Rittenhouse Rankings is an attempt at quantifying the honesty and transparency of firm management. Rittenhouse claims to be able to capture significant alpha by investing in firms with the highest scores.
I think this is an interesting idea, because even if these excess gains mainly come from avoiding unforeseen negative shocks to specific stock positions, you could say they come from a vulgar kind of market inefficiency. If the market really is naïve and tends to buy into management obfuscations and overstatements about short term performance, then some of this alpha could come from mispricings among firms based on this inefficiency. In other words, honest management causes their share price to decline. This decline reflects a higher required return, and that return is showing up as alpha in the Rittenhouse portfolio. Put yet another way, you could imagine this as a factor, with returns being a function of smallness, low market to book, momentum, and management honesty.
I would have hoped that markets would be functional enough that management honesty would create reputation, which would increase a firm's share price over time, manifest through a lower required return that would reflect a firm's earned reputational capital.
But, at least, if this is in an inefficiency, that means there are profits to be had for the discriminating speculator.
My experience has been that this is frequently an issue that can be very lucrative. Micro caps that are coming off of extended periods of poor operating and share price performance, with managed turnarounds and conservative, honest management, can be very satisfying positions to own. Frequently, these stocks will languish with very little trading volume, even after the turnaround becomes quite clear. I used to own shares in Onyx Acceptance Corp, which has since been bought by Capital One. They were a sub-prime auto loan firm, and they had really taken a hit in the 2000-2002 time period. They made very extensive public reports of their monthly loan performance, so with just a little work, an investor could get a good idea of the differences between the expected values of their loan portfolios and the book values. For some time, the market was discounting their book value, even though their new loans were clearly setting up to exceed book value. Management would report perfectly honest, transparent results, with the tone of a palpable yawn, and take a part of their compensation in options. Those were fun quarterly reports to get. It was like knowing a secret hand-shake. Management was putting it all out there, but they weren't cheerleading. It just took a little patience to wait for the market to catch up. It surprises me how those type of opportunities seem to be available to individual investors.

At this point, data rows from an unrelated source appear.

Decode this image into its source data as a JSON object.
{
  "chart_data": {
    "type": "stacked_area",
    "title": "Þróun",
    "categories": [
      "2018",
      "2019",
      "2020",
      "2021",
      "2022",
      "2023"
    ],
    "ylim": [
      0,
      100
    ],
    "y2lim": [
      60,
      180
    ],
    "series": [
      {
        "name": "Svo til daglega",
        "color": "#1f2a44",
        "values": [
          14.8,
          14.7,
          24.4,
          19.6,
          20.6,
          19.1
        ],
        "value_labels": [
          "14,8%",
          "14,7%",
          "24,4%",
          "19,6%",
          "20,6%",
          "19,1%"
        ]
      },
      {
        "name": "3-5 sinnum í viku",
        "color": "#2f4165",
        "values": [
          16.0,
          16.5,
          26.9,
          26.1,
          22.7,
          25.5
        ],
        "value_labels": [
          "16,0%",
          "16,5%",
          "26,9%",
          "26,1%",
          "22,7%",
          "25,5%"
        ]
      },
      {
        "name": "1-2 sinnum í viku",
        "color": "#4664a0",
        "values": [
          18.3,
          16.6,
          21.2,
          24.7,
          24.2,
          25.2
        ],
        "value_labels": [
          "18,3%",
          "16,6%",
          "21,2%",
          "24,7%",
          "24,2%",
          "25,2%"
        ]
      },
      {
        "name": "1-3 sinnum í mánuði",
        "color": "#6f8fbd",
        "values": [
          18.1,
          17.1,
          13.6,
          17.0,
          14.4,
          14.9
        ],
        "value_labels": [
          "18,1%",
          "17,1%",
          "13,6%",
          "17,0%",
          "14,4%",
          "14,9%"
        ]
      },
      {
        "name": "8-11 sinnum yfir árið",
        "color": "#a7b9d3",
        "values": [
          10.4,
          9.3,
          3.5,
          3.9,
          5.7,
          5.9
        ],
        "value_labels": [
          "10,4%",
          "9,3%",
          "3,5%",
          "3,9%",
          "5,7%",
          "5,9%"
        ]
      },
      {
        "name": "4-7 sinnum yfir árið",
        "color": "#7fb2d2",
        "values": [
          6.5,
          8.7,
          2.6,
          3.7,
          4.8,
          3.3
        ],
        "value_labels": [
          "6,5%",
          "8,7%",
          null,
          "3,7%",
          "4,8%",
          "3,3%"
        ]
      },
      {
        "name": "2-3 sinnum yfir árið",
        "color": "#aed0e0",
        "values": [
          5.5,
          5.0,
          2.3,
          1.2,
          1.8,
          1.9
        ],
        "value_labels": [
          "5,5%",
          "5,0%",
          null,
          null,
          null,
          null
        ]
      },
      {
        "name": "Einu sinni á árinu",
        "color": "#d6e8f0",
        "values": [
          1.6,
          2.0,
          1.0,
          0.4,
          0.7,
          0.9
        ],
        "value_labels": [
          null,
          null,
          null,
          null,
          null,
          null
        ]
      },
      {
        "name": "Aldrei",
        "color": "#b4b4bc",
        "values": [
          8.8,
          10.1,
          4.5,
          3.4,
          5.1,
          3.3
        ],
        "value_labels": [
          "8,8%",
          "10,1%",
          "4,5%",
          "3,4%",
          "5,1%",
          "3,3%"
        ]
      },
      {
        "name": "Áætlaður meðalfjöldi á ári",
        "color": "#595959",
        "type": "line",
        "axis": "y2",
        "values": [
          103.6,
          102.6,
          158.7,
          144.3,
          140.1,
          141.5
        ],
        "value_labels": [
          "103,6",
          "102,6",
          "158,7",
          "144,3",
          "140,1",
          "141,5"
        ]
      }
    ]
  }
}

While management candor is good for share buyers, I don't know that we can always say it is good for existing shareholders or management. There are a lot of agency issues here. On this kind of topic, in addition to conflicting goals between shareholders, management, and other stakeholders, there are conflicting goals between long term shareholders, short term shareholders, and potential new shareholders. And, while stock options might be associated in the popular mind with short term hucksterism among management, stock options may sometimes encourage management candor, at least for management that expects to have some permanence.